On the last day of the weekend, Esteban and Bernardo get ready to kill each other. Esteban apparently kills his brother Bernardo by hitting him in the head with a pole. However, when he and Nuria go to the shed, they are ambushed by Bernardo, who had protected himself with a hidden helmet. Bernardo tries to kill Esteban with a shotgun, but his attempt backfires as Nuria disassembles the munitions, forcing both brothers to confront each other with an axe and a rake in a violent battle. Bernardo finally kills Esteban with a rake. Bernardo tries to kill Nuria as well and chases her through the woods, but he is instead killed by his wife when he falls into a bear trap and is beaten to death with the shotgun. Pam learns everything thanks to Hellequin, who again uses puppets to show her what has happened.

Days later, Nuria inherits her husband's and brother-in-law's family business, as planned. In revenge, Pam kills Nuria, by making her fall from the stairs.

== Cast ==

- Iván Arana
- Fernanda Castillo
- Juan Ríos

== Production ==
=== Writing ===
The film was written and directed by Agustín Tapia who was inspired by Agatha Christie stories, Alfred Hitchcock films, and The Twilight Zone episodes. Tapia wrote the film as a mystery drama with influences of fantasy and psychological manipulation in order to make the audience believe any character could be the villain, and wonder whether the doll is alive.

=== Filming ===
The principal photography took place in Valle de Bravo and Ajusco. Filming concluded in early 2020 as the original premiere date was April 2020, but the premiere was delayed due to the COVID-19 pandemic.

== Reception ==
=== Box office ===
The film premiered in Mexico on August 20, 2020, and it was the third most successful film during its opening weekend. It was one of the first films shown during theater reopenings after the first wave of the pandemic in Mexico. It grossed a total of 438,728 pesos for its domestic box office and worldwide.

The film was eventually distributed by Netflix in December 2020 and became one of the most watched films that month.

=== Critics ===
The film was met with mostly mixed to negative reviews.

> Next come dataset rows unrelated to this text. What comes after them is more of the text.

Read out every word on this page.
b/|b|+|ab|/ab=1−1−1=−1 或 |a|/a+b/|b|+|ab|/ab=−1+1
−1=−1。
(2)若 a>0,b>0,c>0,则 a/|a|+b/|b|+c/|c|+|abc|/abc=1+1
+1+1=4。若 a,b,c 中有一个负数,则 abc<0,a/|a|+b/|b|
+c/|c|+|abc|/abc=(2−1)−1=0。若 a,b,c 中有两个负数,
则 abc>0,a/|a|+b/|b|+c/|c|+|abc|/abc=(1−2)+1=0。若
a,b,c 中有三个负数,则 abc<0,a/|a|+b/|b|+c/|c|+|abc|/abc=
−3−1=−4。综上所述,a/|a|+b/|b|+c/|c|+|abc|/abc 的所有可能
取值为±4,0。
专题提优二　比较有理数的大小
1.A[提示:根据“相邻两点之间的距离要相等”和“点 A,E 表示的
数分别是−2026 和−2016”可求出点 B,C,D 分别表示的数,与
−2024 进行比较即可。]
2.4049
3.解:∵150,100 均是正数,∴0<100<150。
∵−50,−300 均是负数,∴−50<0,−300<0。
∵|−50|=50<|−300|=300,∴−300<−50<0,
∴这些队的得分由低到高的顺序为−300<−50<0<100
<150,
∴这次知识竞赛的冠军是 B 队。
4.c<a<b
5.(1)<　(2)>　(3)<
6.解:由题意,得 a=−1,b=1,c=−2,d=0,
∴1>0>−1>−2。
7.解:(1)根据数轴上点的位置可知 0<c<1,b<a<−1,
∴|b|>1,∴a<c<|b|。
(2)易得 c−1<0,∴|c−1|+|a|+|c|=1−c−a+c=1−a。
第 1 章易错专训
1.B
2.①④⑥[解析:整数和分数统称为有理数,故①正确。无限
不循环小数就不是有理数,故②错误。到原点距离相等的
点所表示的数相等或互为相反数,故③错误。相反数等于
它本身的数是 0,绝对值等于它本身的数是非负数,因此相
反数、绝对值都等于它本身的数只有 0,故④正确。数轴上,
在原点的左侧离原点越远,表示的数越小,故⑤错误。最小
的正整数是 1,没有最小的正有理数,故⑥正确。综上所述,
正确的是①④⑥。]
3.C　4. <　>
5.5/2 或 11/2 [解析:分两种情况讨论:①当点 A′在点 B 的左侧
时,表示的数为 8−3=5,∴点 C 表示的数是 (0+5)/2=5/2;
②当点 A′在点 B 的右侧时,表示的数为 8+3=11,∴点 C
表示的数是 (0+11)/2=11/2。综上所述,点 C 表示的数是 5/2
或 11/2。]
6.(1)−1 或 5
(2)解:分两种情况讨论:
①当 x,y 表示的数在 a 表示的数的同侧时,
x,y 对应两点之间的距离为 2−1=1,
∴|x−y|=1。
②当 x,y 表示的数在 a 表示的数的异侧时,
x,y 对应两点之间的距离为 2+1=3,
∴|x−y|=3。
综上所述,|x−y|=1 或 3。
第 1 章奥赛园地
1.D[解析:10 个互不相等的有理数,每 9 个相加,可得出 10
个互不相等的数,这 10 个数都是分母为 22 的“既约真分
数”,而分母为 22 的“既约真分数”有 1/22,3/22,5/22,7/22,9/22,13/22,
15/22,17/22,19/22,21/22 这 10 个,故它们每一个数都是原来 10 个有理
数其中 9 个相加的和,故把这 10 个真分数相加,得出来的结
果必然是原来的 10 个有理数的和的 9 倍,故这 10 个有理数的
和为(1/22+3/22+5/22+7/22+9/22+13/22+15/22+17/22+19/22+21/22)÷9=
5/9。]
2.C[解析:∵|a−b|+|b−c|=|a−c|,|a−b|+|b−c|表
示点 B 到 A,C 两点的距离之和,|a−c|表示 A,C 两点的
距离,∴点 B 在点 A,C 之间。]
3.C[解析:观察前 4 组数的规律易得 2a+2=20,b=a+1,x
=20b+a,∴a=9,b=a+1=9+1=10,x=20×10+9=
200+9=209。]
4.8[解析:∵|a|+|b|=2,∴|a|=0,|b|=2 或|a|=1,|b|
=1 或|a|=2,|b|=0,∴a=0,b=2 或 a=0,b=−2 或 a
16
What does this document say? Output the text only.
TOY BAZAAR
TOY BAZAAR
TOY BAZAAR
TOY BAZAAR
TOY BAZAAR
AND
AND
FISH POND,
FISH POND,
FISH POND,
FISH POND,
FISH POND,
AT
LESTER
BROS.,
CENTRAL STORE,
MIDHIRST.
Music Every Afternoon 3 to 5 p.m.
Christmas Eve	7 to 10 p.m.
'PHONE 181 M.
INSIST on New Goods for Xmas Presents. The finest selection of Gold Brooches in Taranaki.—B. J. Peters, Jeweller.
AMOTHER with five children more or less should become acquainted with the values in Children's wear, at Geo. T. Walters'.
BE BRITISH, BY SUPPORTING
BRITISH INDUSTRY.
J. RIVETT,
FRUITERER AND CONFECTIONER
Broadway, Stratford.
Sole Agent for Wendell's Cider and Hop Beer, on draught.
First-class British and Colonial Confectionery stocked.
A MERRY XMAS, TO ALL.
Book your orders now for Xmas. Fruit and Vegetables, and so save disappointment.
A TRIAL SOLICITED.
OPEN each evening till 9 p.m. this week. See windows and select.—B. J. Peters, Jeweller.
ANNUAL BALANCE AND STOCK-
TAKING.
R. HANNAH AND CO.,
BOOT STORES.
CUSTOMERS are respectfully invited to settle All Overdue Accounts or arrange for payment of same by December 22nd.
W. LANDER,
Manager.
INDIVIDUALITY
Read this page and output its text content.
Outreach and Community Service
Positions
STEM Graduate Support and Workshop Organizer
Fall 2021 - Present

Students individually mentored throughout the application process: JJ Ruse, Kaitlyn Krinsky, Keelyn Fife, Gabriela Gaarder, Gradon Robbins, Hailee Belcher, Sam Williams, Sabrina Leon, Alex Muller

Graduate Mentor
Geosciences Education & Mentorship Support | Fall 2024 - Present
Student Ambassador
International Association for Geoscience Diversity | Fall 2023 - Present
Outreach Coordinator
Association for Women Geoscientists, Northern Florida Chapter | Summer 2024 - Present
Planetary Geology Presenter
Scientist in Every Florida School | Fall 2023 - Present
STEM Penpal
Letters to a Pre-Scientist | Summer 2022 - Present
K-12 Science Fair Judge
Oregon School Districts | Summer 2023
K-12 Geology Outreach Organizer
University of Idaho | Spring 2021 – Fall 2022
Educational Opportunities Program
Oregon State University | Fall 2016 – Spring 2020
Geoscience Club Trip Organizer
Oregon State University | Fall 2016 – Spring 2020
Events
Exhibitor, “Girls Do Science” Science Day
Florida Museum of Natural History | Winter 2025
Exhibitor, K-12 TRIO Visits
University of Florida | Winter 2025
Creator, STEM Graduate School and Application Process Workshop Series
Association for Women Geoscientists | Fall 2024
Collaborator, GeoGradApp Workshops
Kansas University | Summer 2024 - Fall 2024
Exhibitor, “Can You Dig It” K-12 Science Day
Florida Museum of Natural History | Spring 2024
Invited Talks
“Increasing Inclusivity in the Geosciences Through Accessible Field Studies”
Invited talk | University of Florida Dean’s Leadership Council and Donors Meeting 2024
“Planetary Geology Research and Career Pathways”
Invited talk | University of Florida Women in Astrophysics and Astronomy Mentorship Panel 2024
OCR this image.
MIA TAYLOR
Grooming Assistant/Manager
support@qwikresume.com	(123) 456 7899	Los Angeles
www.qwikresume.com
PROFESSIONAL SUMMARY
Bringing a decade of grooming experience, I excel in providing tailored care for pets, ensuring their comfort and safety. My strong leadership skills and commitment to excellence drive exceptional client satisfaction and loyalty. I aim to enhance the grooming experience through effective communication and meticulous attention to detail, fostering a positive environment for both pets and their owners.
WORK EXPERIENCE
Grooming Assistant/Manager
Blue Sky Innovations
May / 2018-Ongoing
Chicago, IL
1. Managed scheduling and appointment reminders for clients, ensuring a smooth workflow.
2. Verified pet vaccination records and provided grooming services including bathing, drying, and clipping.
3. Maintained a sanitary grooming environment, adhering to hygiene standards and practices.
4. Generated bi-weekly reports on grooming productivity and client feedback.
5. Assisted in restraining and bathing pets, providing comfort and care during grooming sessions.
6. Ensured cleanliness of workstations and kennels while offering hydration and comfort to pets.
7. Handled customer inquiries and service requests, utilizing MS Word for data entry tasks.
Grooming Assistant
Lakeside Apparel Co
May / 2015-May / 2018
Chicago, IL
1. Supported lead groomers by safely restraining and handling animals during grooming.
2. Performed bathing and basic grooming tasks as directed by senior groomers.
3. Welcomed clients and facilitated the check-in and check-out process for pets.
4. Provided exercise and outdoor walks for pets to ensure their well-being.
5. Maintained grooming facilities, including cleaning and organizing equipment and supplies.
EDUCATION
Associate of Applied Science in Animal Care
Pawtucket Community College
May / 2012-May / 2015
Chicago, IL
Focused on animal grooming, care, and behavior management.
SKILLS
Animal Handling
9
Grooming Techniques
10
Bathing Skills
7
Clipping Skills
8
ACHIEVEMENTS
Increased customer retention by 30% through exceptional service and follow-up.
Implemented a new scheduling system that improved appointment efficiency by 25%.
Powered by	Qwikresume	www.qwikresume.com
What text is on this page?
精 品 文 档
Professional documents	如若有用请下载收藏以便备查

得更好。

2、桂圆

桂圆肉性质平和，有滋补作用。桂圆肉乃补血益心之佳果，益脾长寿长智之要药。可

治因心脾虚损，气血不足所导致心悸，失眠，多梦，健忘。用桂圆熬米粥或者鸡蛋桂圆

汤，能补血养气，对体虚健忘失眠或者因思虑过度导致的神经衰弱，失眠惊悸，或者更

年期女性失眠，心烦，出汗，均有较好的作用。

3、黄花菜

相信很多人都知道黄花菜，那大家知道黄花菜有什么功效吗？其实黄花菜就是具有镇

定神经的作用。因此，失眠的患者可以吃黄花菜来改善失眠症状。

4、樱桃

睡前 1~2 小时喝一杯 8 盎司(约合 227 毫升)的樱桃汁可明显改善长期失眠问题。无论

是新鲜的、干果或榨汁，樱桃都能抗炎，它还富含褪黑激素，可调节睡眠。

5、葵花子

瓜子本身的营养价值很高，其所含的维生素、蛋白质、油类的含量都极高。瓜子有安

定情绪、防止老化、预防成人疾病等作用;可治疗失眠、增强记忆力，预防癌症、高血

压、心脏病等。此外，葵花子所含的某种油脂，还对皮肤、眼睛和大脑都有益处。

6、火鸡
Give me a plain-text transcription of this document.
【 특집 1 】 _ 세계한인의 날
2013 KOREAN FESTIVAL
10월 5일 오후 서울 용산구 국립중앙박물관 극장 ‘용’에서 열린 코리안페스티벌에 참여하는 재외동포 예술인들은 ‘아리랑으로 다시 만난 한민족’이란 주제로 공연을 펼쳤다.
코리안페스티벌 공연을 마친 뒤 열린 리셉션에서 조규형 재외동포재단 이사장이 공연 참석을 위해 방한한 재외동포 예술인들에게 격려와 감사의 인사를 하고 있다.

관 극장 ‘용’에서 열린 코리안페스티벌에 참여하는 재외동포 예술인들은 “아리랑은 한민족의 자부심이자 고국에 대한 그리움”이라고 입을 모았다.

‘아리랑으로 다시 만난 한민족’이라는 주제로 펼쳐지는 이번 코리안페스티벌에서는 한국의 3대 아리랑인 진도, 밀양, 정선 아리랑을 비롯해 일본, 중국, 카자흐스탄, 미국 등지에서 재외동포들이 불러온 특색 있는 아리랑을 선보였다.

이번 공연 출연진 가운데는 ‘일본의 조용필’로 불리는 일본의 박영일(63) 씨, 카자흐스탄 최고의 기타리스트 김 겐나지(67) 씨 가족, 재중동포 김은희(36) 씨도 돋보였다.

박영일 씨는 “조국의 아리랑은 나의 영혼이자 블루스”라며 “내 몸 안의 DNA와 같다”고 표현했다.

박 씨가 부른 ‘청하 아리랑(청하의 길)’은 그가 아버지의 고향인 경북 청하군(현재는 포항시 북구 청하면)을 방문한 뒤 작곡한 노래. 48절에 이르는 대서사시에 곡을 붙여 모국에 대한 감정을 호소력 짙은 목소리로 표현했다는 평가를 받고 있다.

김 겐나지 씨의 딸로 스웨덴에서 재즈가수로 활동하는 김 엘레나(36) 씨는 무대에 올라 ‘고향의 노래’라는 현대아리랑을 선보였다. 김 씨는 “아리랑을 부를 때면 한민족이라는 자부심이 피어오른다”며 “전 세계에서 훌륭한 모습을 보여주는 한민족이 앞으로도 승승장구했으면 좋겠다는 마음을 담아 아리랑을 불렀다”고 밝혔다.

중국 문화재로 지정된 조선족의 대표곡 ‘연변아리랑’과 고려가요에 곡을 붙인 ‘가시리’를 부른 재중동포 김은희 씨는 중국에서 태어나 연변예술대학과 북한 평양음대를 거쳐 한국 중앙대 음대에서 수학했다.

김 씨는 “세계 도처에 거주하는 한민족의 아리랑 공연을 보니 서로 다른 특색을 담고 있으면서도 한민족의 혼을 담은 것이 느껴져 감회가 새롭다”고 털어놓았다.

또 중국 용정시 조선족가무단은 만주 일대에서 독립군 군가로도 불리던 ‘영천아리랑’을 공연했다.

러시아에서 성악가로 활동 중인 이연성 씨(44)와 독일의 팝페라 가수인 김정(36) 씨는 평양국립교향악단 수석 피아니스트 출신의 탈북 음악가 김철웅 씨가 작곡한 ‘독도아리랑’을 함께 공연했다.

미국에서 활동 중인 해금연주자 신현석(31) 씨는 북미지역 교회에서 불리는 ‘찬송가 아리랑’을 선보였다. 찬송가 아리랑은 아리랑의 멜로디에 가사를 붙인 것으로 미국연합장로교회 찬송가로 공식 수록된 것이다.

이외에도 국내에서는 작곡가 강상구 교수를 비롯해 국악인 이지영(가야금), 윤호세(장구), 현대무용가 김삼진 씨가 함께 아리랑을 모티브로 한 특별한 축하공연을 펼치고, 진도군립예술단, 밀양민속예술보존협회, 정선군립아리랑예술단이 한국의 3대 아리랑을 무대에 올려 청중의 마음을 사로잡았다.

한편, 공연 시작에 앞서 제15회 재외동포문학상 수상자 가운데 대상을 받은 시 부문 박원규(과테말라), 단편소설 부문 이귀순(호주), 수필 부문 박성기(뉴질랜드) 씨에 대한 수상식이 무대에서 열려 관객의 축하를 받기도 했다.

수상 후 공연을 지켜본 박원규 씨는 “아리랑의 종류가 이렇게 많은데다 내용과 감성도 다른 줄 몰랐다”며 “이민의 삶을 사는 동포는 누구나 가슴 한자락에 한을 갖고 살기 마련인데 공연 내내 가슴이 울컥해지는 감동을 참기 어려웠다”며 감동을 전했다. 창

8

Jose Roberto Landaverde from CinePremiere gave it 3.5 stars out of 5, calling the film a waste of creative obsessions that nonetheless kept the best of every genre it explores, writing: "From terror to thriller going through true crime; this is a fresh take".

Conversely, Javier Quintanar Polanco from Tomatazos graded it as "disappointing", specifically for its plot and narrative commenting: "It persists in proposing an ambiguous moral judgment about the consequences of our negative actions that also fails to bear fruit, and is reduced to a hollow and pedestrian discourse."